When I squatted, I had some trouble with the length of the candle but I finally got it situated with the end against my hole. Again, it seemed to start in, then begin to hurt. Maybe if I pushed against it, like I was going to the bathroom …and that did it!

It slipped in all at once; I gasped a quick breath at the sensation. I don’t know how far in it was, not more than an inch or two, I guess, but it didn’t hurt; felt sort of good, actually. I pushed it a little farther; that was even better. Then I started pulling it part way out and pushing it back; that was better yet…but it didn’t feel like I was getting close to those explosions that felt so good.
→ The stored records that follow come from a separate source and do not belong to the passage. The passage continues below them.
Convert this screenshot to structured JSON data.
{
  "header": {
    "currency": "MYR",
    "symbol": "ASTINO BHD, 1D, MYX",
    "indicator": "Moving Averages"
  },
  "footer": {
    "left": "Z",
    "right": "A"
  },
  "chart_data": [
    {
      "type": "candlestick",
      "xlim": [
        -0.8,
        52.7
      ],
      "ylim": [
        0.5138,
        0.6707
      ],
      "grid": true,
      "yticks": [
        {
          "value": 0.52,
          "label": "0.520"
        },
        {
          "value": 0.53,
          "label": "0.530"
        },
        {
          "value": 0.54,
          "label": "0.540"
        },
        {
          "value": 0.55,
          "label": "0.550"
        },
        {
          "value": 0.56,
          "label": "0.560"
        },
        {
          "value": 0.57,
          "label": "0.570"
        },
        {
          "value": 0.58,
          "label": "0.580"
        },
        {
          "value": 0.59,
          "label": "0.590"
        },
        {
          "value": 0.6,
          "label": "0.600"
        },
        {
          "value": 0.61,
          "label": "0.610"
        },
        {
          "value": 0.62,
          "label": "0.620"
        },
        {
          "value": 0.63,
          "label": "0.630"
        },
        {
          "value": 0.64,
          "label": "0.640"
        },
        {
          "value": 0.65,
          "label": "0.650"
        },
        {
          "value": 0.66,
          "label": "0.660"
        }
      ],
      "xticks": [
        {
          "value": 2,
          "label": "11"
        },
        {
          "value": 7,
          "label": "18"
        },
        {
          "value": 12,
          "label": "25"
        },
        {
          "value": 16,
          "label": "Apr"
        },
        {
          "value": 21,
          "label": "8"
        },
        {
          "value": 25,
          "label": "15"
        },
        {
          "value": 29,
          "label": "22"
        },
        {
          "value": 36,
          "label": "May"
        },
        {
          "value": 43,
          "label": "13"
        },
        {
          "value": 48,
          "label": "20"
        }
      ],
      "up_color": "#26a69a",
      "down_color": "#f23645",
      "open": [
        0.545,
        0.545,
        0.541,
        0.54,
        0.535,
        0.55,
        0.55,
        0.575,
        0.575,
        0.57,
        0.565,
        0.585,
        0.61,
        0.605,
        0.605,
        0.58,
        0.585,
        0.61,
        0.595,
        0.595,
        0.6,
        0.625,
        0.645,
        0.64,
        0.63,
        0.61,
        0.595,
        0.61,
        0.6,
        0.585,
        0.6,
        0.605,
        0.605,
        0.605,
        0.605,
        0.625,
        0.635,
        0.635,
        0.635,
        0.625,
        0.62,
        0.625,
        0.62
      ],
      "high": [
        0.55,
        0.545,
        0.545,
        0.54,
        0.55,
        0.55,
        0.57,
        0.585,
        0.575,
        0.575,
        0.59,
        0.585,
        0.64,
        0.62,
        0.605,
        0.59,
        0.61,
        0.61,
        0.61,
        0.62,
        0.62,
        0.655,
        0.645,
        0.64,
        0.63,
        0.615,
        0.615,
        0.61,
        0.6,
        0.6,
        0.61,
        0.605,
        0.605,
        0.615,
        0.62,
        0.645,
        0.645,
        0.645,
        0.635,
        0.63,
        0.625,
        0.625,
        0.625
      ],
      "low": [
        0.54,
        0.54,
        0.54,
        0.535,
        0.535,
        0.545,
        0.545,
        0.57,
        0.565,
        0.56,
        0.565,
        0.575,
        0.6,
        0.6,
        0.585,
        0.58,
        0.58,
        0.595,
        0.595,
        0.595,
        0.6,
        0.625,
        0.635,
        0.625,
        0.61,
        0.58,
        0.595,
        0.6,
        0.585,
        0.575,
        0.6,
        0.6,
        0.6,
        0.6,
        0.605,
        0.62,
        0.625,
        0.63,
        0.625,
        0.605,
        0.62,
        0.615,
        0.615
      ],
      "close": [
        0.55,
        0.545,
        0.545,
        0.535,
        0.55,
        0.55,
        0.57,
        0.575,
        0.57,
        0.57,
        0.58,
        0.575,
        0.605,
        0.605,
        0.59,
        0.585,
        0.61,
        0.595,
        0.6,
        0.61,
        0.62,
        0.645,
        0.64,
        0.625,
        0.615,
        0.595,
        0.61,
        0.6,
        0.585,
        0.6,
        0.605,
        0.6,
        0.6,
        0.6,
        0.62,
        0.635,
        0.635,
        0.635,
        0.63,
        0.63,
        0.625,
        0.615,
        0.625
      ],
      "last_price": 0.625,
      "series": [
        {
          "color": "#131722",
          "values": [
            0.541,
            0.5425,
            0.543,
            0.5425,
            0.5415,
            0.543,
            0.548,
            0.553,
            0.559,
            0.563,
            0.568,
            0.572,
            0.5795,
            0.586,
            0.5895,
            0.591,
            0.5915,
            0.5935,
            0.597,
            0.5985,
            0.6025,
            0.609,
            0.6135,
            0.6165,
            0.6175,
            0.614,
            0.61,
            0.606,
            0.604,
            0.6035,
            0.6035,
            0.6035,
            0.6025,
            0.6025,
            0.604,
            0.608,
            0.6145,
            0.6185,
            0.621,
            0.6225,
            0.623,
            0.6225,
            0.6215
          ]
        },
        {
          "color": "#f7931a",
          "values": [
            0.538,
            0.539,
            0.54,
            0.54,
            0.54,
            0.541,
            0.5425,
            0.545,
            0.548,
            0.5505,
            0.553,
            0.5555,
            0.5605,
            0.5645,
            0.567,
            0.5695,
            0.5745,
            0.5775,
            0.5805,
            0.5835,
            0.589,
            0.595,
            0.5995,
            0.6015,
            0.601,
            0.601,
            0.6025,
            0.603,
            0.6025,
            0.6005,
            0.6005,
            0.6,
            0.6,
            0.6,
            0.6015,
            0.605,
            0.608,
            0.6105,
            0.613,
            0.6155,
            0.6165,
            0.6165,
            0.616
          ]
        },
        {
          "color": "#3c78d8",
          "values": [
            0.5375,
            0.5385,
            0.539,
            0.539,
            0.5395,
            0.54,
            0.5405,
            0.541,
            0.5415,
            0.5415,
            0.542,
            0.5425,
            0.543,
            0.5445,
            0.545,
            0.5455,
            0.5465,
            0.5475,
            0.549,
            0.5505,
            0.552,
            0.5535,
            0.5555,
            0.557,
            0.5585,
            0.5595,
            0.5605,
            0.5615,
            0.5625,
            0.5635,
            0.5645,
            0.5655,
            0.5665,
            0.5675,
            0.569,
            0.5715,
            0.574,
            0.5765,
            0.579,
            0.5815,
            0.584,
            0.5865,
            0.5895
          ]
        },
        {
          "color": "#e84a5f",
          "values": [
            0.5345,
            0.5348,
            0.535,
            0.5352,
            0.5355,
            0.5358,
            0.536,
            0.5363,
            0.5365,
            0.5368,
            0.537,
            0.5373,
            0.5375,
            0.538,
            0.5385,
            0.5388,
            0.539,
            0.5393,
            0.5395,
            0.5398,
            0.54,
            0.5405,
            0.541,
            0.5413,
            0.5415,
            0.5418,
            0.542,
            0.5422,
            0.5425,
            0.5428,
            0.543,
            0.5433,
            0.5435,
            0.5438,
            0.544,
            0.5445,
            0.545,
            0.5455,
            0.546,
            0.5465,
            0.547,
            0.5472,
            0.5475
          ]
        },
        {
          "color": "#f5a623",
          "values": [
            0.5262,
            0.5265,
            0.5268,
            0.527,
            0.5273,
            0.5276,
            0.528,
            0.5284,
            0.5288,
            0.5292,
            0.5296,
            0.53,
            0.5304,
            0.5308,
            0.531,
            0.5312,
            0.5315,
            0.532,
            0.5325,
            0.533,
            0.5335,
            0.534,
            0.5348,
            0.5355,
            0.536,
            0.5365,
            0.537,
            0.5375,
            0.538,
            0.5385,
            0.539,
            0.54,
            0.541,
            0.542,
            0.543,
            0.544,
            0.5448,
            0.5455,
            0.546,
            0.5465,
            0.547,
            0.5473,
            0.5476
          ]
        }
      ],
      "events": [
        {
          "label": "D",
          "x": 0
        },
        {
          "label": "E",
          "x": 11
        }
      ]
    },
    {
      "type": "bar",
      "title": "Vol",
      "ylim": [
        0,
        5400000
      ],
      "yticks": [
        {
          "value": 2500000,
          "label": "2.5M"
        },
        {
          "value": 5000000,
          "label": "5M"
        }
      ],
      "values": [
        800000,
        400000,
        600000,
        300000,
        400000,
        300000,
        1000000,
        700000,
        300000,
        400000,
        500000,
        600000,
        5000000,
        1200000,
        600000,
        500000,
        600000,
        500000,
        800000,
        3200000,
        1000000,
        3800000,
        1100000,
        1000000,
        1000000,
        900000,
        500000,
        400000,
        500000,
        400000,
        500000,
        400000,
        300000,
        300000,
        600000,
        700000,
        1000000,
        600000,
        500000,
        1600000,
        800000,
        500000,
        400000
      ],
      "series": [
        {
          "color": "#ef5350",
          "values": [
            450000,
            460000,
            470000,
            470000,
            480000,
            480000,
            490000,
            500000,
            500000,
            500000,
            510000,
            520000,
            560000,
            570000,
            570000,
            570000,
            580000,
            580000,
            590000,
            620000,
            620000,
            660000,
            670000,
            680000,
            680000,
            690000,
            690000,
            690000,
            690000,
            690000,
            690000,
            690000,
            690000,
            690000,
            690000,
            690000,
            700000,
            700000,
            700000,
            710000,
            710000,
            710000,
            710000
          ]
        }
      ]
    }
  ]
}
Maybe if I’d lay down. Holding the candle, it took a minute or two to get down, first on my stomach, then roll over on my back. I found that, if I pulled my knees ‘way up to my chest, I could reach the candle easier…and it slid in and out like it was meant to be in there.

The feelings grew slowly, but they grew. Sweat was dripping off my body, my hips were rolling and thrusting to meet the candle as I plunged it faster and harder and deeper into my hole. Dimly, I realized that I was holding the end of the candle and my hand was hitting my butt every time I pushed it into me.

I didn’t care; the feelings were growing…growing stronger…and stronger…and E X P L O D I N G! “Uhhh! Ohhh! OHHH! AHHHHH!!”

It was at least as big as the other time, at least at first but, without the cramping and the pressure of the water in my belly, it didn’t last as long. When the explosions died down, my legs and arms were trembling. I let go of the candle, left it stuck deeply in my hole, and straightened my legs out to rest.

It must have been several minutes later that I felt the strange sensation of the candle creeping slowly out of me. It felt really weird, sort of like going to the bathroom lying down…but not exactly. One good thing about not using any water inside me, though, was that I didn’t have any cramps afterward.

I didn’t put the candle back in the drawer; I hid it in a shoebox way back in the back of my closet and, after that, I used it at least a couple times a week. I’d just take it into the bathroom when the folks were outside or, once in a while, when they were watching television. I didn’t get a chance to use the water very often but I always grabbed every opportunity I got; the pressure of the water seemed to make things better, and last longer.

That was over twenty years ago and you can bet that sex with my husband includes enemas. He thought I was nuts the first time I asked him to give me one, while we were going together before we were married, but when he saw how turned on I got, he was happy to participate. When I told him to fuck my ass and he rammed his hard cock through my tight sphincter, he liked it even better. Now we seldom fuck without my intestines full of hot water.